We filed a motion to terminate R.W.’s A.L.S. At the hearing on our motion, the officer testified that she did not handcuff R.W. and did not intend to actually arrest him. She only intended to question him, request a blood sample, and write him a ticket. We argued that, based on the recent case of State v. Whitt, the judge should terminate R.W.’s A.L.S.

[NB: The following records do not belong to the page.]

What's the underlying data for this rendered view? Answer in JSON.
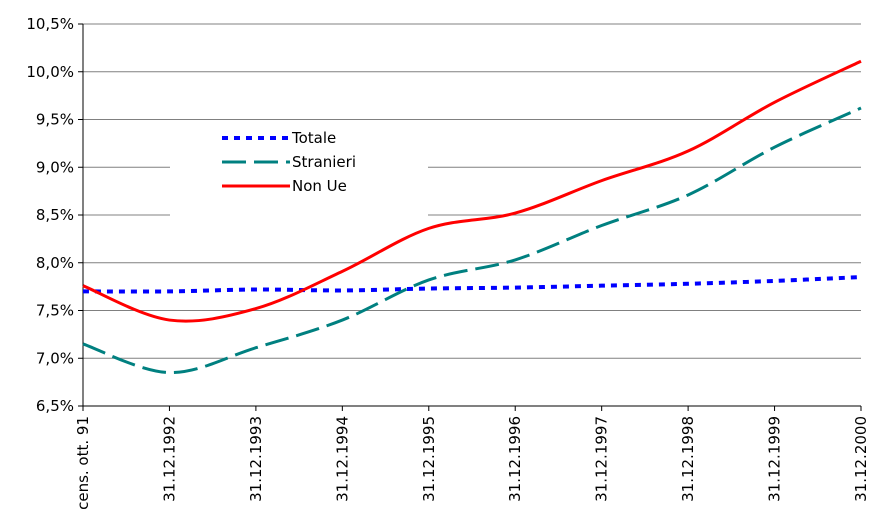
{
  "chart_data": {
    "type": "line",
    "title": "",
    "xlabel": "",
    "ylabel": "",
    "categories": [
      "cens. ott. 91",
      "31.12.1992",
      "31.12.1993",
      "31.12.1994",
      "31.12.1995",
      "31.12.1996",
      "31.12.1997",
      "31.12.1998",
      "31.12.1999",
      "31.12.2000"
    ],
    "ylim": [
      0.065,
      0.105
    ],
    "yticks": [
      0.065,
      0.07,
      0.075,
      0.08,
      0.085,
      0.09,
      0.095,
      0.1,
      0.105
    ],
    "ytick_labels": [
      "6,5%",
      "7,0%",
      "7,5%",
      "8,0%",
      "8,5%",
      "9,0%",
      "9,5%",
      "10,0%",
      "10,5%"
    ],
    "grid": "horizontal",
    "legend_position": "upper-left inside plot",
    "series": [
      {
        "name": "Totale",
        "color": "#0000ff",
        "style": "dotted",
        "values": [
          0.077,
          0.077,
          0.0772,
          0.0771,
          0.0773,
          0.0774,
          0.0776,
          0.0778,
          0.0781,
          0.0785
        ]
      },
      {
        "name": "Stranieri",
        "color": "#008080",
        "style": "dashed",
        "values": [
          0.0715,
          0.0685,
          0.0711,
          0.074,
          0.0782,
          0.0803,
          0.0839,
          0.0871,
          0.0921,
          0.0962
        ]
      },
      {
        "name": "Non Ue",
        "color": "#ff0000",
        "style": "solid",
        "values": [
          0.0776,
          0.074,
          0.0752,
          0.0791,
          0.0836,
          0.0852,
          0.0886,
          0.0917,
          0.0968,
          0.1011
        ]
      }
    ]
  }
}
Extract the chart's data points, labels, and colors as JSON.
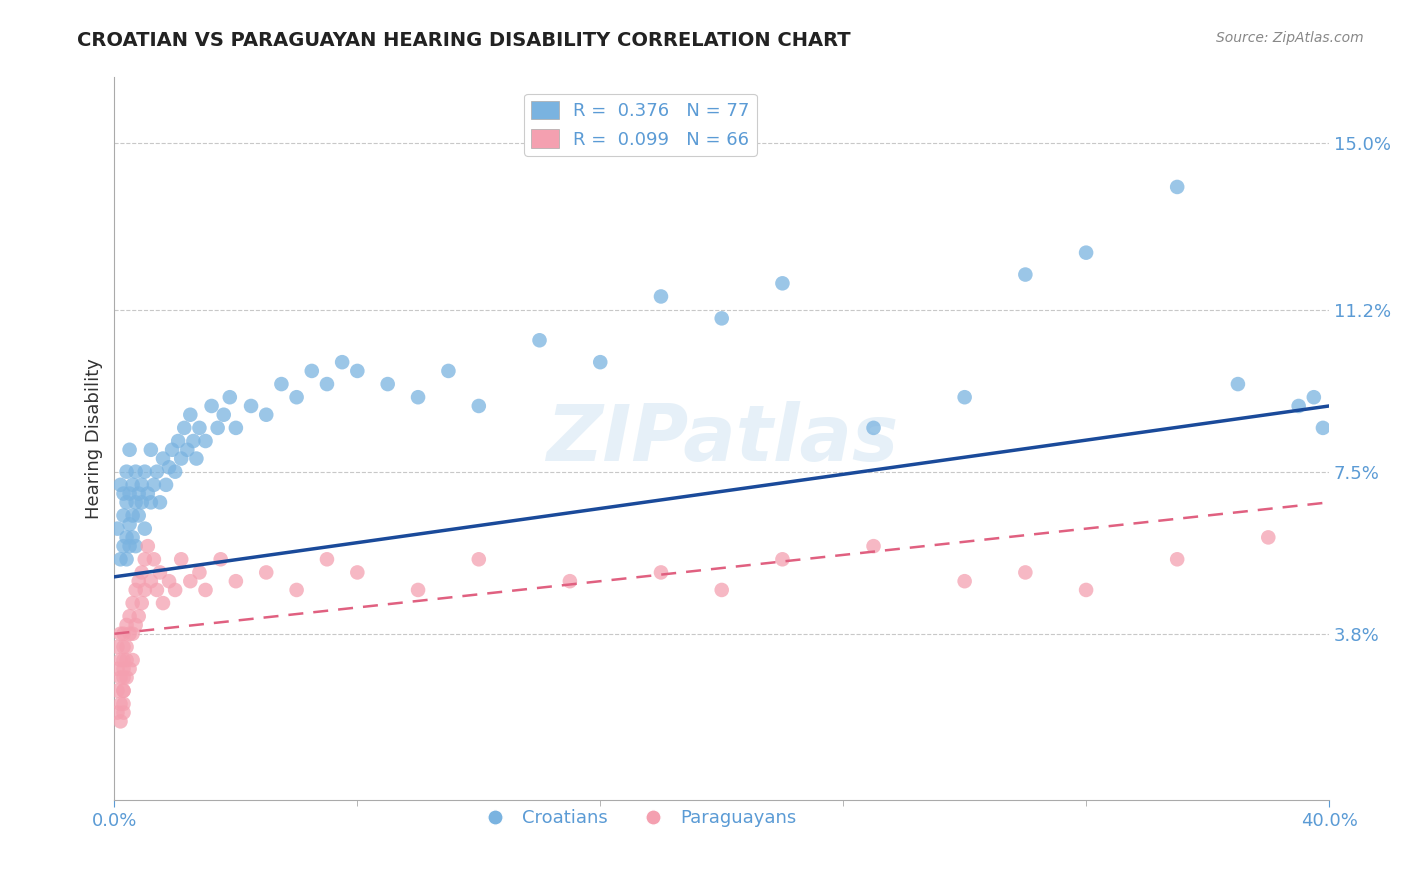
{
  "title": "CROATIAN VS PARAGUAYAN HEARING DISABILITY CORRELATION CHART",
  "source_text": "Source: ZipAtlas.com",
  "ylabel": "Hearing Disability",
  "xlim": [
    0.0,
    0.4
  ],
  "ylim": [
    0.0,
    0.165
  ],
  "ytick_positions": [
    0.038,
    0.075,
    0.112,
    0.15
  ],
  "ytick_labels": [
    "3.8%",
    "7.5%",
    "11.2%",
    "15.0%"
  ],
  "axis_color": "#5b9bd5",
  "grid_color": "#c8c8c8",
  "background_color": "#ffffff",
  "watermark_text": "ZIPatlas",
  "croatian_color": "#7ab3e0",
  "paraguayan_color": "#f4a0b0",
  "croatian_line_color": "#1a4a9a",
  "paraguayan_line_color": "#e06080",
  "croatian_N": 77,
  "paraguayan_N": 66,
  "croatian_R": 0.376,
  "paraguayan_R": 0.099,
  "croatian_x": [
    0.001,
    0.002,
    0.002,
    0.003,
    0.003,
    0.003,
    0.004,
    0.004,
    0.004,
    0.004,
    0.005,
    0.005,
    0.005,
    0.005,
    0.006,
    0.006,
    0.006,
    0.007,
    0.007,
    0.007,
    0.008,
    0.008,
    0.009,
    0.009,
    0.01,
    0.01,
    0.011,
    0.012,
    0.012,
    0.013,
    0.014,
    0.015,
    0.016,
    0.017,
    0.018,
    0.019,
    0.02,
    0.021,
    0.022,
    0.023,
    0.024,
    0.025,
    0.026,
    0.027,
    0.028,
    0.03,
    0.032,
    0.034,
    0.036,
    0.038,
    0.04,
    0.045,
    0.05,
    0.055,
    0.06,
    0.065,
    0.07,
    0.075,
    0.08,
    0.09,
    0.1,
    0.11,
    0.12,
    0.14,
    0.16,
    0.18,
    0.2,
    0.22,
    0.25,
    0.28,
    0.3,
    0.32,
    0.35,
    0.37,
    0.39,
    0.395,
    0.398
  ],
  "croatian_y": [
    0.062,
    0.055,
    0.072,
    0.058,
    0.065,
    0.07,
    0.06,
    0.068,
    0.075,
    0.055,
    0.063,
    0.07,
    0.058,
    0.08,
    0.065,
    0.072,
    0.06,
    0.068,
    0.075,
    0.058,
    0.07,
    0.065,
    0.072,
    0.068,
    0.075,
    0.062,
    0.07,
    0.068,
    0.08,
    0.072,
    0.075,
    0.068,
    0.078,
    0.072,
    0.076,
    0.08,
    0.075,
    0.082,
    0.078,
    0.085,
    0.08,
    0.088,
    0.082,
    0.078,
    0.085,
    0.082,
    0.09,
    0.085,
    0.088,
    0.092,
    0.085,
    0.09,
    0.088,
    0.095,
    0.092,
    0.098,
    0.095,
    0.1,
    0.098,
    0.095,
    0.092,
    0.098,
    0.09,
    0.105,
    0.1,
    0.115,
    0.11,
    0.118,
    0.085,
    0.092,
    0.12,
    0.125,
    0.14,
    0.095,
    0.09,
    0.092,
    0.085
  ],
  "paraguayan_x": [
    0.001,
    0.001,
    0.001,
    0.001,
    0.002,
    0.002,
    0.002,
    0.002,
    0.002,
    0.003,
    0.003,
    0.003,
    0.003,
    0.003,
    0.003,
    0.003,
    0.003,
    0.003,
    0.004,
    0.004,
    0.004,
    0.004,
    0.005,
    0.005,
    0.005,
    0.006,
    0.006,
    0.006,
    0.007,
    0.007,
    0.008,
    0.008,
    0.009,
    0.009,
    0.01,
    0.01,
    0.011,
    0.012,
    0.013,
    0.014,
    0.015,
    0.016,
    0.018,
    0.02,
    0.022,
    0.025,
    0.028,
    0.03,
    0.035,
    0.04,
    0.05,
    0.06,
    0.07,
    0.08,
    0.1,
    0.12,
    0.15,
    0.18,
    0.2,
    0.22,
    0.25,
    0.28,
    0.3,
    0.32,
    0.35,
    0.38
  ],
  "paraguayan_y": [
    0.025,
    0.03,
    0.02,
    0.035,
    0.028,
    0.022,
    0.032,
    0.018,
    0.038,
    0.025,
    0.03,
    0.022,
    0.035,
    0.028,
    0.02,
    0.038,
    0.032,
    0.025,
    0.04,
    0.035,
    0.028,
    0.032,
    0.042,
    0.038,
    0.03,
    0.045,
    0.038,
    0.032,
    0.048,
    0.04,
    0.05,
    0.042,
    0.052,
    0.045,
    0.055,
    0.048,
    0.058,
    0.05,
    0.055,
    0.048,
    0.052,
    0.045,
    0.05,
    0.048,
    0.055,
    0.05,
    0.052,
    0.048,
    0.055,
    0.05,
    0.052,
    0.048,
    0.055,
    0.052,
    0.048,
    0.055,
    0.05,
    0.052,
    0.048,
    0.055,
    0.058,
    0.05,
    0.052,
    0.048,
    0.055,
    0.06
  ]
}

State v. Whitt was decided in August of 2010 by the Fifth District Court of Appeals. The facts of the Whitt case are nearly identical to the facts in R.W.’s case. In Whitt, the court reviewed the legislative language related to A.L.S. and concluded that an “arrest” is necessary before an A.L.S. can be imposed. In the Whitt case, the issue was whether the defendant’s submission to the blood test was coerced. The officer told Whitt the consequences of refusing a test (an A.L.S.), but those consequences couldn’t really be imposed; there could not be an A.L.S. because there was no arrest. The Court in the Whitt case concluded that the defendant’s submission to the blood test was therefore coerced and consequently inadmissible.
In R.W.’s hearing, the prosecutor argued that R.W. was arrested, so the A.L.S. should not be terminated. The judge, however, concluded otherwise. R.W.’s A.L.S. was terminated, and R.W. got his license back that day.